Tom born to pocket peach of a part Fagin

Sheffield Theatre's Production of Oliver!
Sheffield Theatre's Production of Oliver!

Though Tom Edden has the look of someone born to play Fagin he says it is a combination of luck and “being very pushy” that has resulted in him playing the part in the Crucible production of Oliver!

“I met Daniel (Evans, Sheffield Theatres artistic director) at a party and took the opportunity to go and introduce myself because I had long been an admirer of him both a director and a performer,” he explains.

“I saw My Fair Lady last year which I thought was spectacular so I went up and had a bit of a gush and he had seen me in One Man Two Guvnors. I asked him what he was doing next and he said Oliver and as a joke I said, ‘Well if you need a Fagin, I’m your man’.

“That’s not the kind of thing I would do if I seriously thought they were, I assumed it was cast but as it happened because of circumstances they did need to see somebody. I wasn’t being serious but in one sense I was because I have always wanted to play it, it’s such a peach of a part.”

The actor had understudied Rowan Atkinson and Griff Rhys Jones in the Cameron Mackintosh production at Drury Lane a few years ago.

“There are some parts you covet in a way, you see them being played and you think I’ve got that in me. It’s one of those parts although it’s like a mountain, you look and think I fancy getting to the top of that and seeing whether I can do it,” he continues.

And he is prepared to admit he looks the part. “There is something about my look and my profile that people have noticed and I am very happy about that - if it’s contributed to me being able to play it.

“One of the challenges is that the songs are so well known so we as a cast have to present thim in a ways that is pleasing to everyone but at the same time deliver them in a way that feels fresh and maybe highlight things that maybe people haven’t heard in that song before and I think that’s particularly true of Fagin’s songs.

You’ve Got to Pick a Pocket is there to help enrol Oliver and these songs are an extension of the scenes and the characters’ motivations.”

Edden was part of the smash-hit National Theatre production of One Man Two Guvnors and his role as an inept geriatric waiter won awards on Broadway.

“It was a case of give me an inch, I’ll take a mile.
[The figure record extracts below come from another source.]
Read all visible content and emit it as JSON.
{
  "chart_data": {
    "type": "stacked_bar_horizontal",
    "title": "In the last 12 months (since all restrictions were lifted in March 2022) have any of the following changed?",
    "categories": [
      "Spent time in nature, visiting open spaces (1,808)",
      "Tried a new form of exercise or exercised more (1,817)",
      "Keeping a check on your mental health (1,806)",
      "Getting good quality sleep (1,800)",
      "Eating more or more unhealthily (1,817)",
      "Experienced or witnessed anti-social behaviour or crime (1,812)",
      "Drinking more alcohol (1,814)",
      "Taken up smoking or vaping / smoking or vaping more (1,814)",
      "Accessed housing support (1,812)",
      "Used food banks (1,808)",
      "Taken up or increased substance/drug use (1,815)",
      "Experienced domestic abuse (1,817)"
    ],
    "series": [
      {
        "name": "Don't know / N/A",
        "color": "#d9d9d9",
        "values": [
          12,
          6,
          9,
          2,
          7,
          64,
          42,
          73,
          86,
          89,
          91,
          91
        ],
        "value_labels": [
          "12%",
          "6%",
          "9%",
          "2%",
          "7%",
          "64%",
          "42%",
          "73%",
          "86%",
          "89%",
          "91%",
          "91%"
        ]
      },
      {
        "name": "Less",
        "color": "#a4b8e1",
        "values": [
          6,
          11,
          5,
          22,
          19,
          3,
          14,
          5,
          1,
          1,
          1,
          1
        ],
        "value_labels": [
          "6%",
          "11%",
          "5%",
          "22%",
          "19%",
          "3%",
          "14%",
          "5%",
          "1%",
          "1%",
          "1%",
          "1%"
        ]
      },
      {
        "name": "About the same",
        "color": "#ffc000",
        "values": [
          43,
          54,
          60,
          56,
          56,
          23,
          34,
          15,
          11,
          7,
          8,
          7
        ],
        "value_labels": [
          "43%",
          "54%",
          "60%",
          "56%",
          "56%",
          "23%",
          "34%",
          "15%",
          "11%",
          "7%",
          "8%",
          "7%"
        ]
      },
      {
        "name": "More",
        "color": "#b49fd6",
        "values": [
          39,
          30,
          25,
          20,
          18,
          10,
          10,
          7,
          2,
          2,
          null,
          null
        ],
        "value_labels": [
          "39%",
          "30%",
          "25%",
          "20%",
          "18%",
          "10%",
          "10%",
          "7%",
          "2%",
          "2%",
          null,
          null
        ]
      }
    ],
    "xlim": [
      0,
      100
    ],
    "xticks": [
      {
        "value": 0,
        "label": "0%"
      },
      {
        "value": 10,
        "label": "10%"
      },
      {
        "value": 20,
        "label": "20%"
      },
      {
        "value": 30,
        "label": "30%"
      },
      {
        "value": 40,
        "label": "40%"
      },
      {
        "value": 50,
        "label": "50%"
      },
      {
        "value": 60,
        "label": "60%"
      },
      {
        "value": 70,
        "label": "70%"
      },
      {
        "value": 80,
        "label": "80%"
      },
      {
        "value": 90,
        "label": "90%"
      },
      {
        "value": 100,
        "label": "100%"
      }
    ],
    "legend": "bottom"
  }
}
That’s the challenge of this part is that it’s not an inch it’s the whole nine yards.

“Guvnors was two years that was sublime, being at the National, going to New York, it was one of those experiences as an actor you feel it’s very clear why you are doing it because sometimes you graft away and you are out of work or the jobs aren’t satisfying and you take them for the money but to get in a job where the sense of fulfilment and the creative juices being exercised was so alive for every minute of that .

“Everything came together, the writing, the direction the parts, the people, it just worked like a charm.

“Riding that crest was something I will always look back on, the relationships I made and everything.”

Edden comes to Sheffield straight from filming from a couple of screen roles. One is Kenneth Branagh’s version of Cinderella for Disney.

“I don’t have a very big part but when the carriage changes and the horses turn into mice, well I am a lizard who turns into a footman and rather like Fagin people have said, ‘oh I can see you as a lizard which is slightly less flattering’.”

The second is Mike Leigh’s new movie, Untitled 13, a biopic of the painter, Turner, which “I’m not allowed to talk about,” he says. He will only say that he is playing a minor artist and enjoyed “being in a room playing a character who was once in that room and seeing a painting that was painted by that character.

“All I can say is I am so looking forward to seeing it as a huge Mike Leigh fan myself. And having worked closely with him I am bringing all of that into this. He believes in a discipline and a specificity of research and authenticity. If you subscribe to it there are no holes to it.

“You have to be able to answer every single question about your character. and then when you are on stage or in front of the camera you put it all away. You never have to play the character all in one line, you do all that work and then you turn up and throw it away and see what’s in the moment and what’s out there.”

Oliver! starts previewing at the Crucible Theatre on Friday and runs to January 14.